Name changes like this are a critical part of reshaping the next 100 years of Grand Canyon National Park.
When grassroots and cultural leaders from many of the 11 tribes affiliated with the Grand Canyon began organizing for the 2019 centennial anniversary of the park, they identified place-name changes as a priority. This body of changemakers, called the Intertribal Centennial Conversations Group, see the second century of the park as an opportunity to address past injustices and recognize the Indigenous peoples of the canyon who have stewarded its land and waters since time immemorial.
Name changes, along with first-person histories and stories from Native people on park signs and in park presentations, tours, talks, online content, and videos, increased economic opportunities for Native artisans, and more Native employees in the park, are just a few of the changes the Intertribal Centennial Conversations Group seeks for the canyon its members call home.
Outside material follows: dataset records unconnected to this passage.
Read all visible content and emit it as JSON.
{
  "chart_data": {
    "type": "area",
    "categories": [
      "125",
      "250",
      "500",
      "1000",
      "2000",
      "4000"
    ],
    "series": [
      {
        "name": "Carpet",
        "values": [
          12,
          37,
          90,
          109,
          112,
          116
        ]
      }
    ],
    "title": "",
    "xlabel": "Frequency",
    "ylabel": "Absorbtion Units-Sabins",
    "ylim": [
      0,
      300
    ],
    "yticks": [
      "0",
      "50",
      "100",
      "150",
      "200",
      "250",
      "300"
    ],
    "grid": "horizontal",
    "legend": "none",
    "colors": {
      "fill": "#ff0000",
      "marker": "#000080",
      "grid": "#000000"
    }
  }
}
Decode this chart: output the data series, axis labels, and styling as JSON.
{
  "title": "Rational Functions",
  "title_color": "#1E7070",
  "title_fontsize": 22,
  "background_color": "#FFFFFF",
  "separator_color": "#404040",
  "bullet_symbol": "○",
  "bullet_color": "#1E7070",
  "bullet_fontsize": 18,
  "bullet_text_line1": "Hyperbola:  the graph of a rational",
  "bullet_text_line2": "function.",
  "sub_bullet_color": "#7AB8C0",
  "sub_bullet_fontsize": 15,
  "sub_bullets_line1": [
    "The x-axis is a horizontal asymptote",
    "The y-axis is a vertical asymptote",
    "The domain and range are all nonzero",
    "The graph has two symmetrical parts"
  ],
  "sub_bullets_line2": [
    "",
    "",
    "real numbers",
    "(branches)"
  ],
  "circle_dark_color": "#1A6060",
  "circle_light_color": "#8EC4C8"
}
For now, the National Park Service is working to update signage and produce other materials sharing the significance of this name change for Ha’a Gyoh and the Havasupai. A name rededication ceremony is expected in spring 2023.
Native peoples have lived in and maintained strong cultural connections to the Grand Canyon since long before the National Park Service was created. This name change is a small but important signal of recognition for that history. Many more changes are needed, and, with advocacy led by Native peoples of the canyon, one thing is certain: more changes are coming.